Black Mirror Bandersnatch

Black Mirror: Bandersnatch, la rivoluzione è qui (forse)

Negli scorsi giorni è uscito uno special di Black Mirror, chiamato Bandersnatch. Un episodio a tratti rivoluzionario, a tratti contraddittorio e deludente


Inghilterra, 1984. Il giovane programmatore Stefan Butler (Fionn Whitehead) sta scrivendo un videogame, chiamato Bandersnatch e basato sull’opera di Jerome F. Davies, misterioso scrittore dell’occulto che subito dopo aver scritto il romanzo è letteralmente impazzito. Il videogame di Butler si propone di seguire filosoficamente il pensiero di Davies attraverso scelte che il giocatore può compiere durante la partita. 
Stefan è un solitario, vive col padre e va da una specialista. Da piccolo sua madre è morta e il ragazzo non fa che addossarsi la colpa dell’incidente.
La creazione di Bandersnatch metterà a dura prova i nervi del giovane, attraverso visioni, incubi, ossessioni. E scelte. 

Già perché la vita di Stefan è fatta di scelte. Da alcune banali – come la scelta della colazione o della musica da sentire in autobus o da comprare – ad altre molto più interessanti e movimentate. La rivoluzione di Black Mirror: Bandersnatch risiede nel fatto che queste scelte le deve compiere lo spettatore.
E’ lo spettatore che sceglie il destino di Stefan. E’ lo spettatore che interviene per dare una scossa alla trama o per aprire una cassaforte. 

Sulla carta Black Mirror: Bandersnatch ha tutte le carte in regola per sorprendere. Un episodio interattivo, dove la vita di Stefan dipende dal tasto del telecomando dello spettatore. Scavando a fondo si trova una pochezza di trama – anche se, va detto le citazioni di Alice In Wonderland di Lewis Carroll sono interessanti – che rendono l’episodio interattivo di Black Mirror il meno bello di tutte le stagioni della serie creata da Charlie Brooker.

La sensazione è che Black Mirror: Bandersnatch sia più uno spot di Netflix – non ha molto senso, a un certo punto della trama, la comparsa del logo di Netflix che dice a Stefan che qualcuno lo sta spiando – che un episodio di Black Mirror a tutti gli effetti.
L’amarezza, lo sgomento, lo stupore, i colpi di scena in questo episodio interattivo sono completamente assenti.

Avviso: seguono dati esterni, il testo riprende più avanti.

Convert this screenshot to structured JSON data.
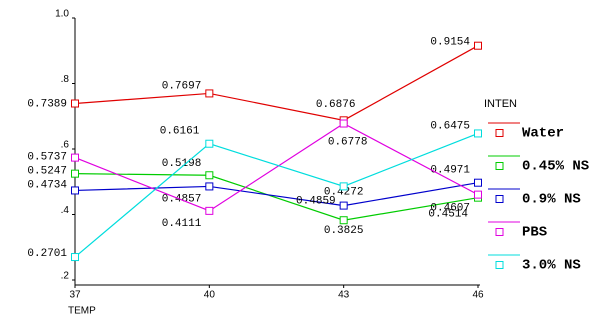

Quello che faceva Black Mirror era provocare, non far scegliere. Anzi. Proprio Black Mirror è una serie da subire e non da modificare a proprio piacimento. Black Mirror spiattella(va) in faccia la verità – o una possibile, futura verità – sul destino dell’Uomo. Black Mirror: Bandersnatch è un videogame, un divertissement in attesa di (si spera) puntate migliori.

L’idea dell’episodio interattivo – badate bene, solo l’idea – sembra anche reggere il tutto. In alcuni casi una volta che lo spettatore raggiunge un finale il film interattivo permette di riconsiderare una particolare scelta critica in modo da accedere ad altri finali, o in alternativa di visualizzare direttamente i titoli di coda. In altri casi è possibile raggiungere lo stesso segmento in modi diversi, ma allo spettatore vengono mostrate opzioni differenti in base alle scelte effettuate precedentemente.

Quello che però non funziona è proprio l’assenza di una profondità di trama – abbellita da riferimenti alla vecchie puntate di Black Mirror come se quelli, solo quelli potessero bastare a riempire la trama – come se ci si fosse più concentrati sulla forma che non sulla sostanza. Black Mirror: Bandersnatch resta un episodio interessante, indubbiamente un esperimento che ha fatto e farà discutere. Resta da capire dove inizia l’esperimento, la rivoluzione e dove finisce il ruolo dello spettatore, libero di scegliere ma anche incastrato dalla stesse decisioni che prende durante la puntata. A voi la scelta.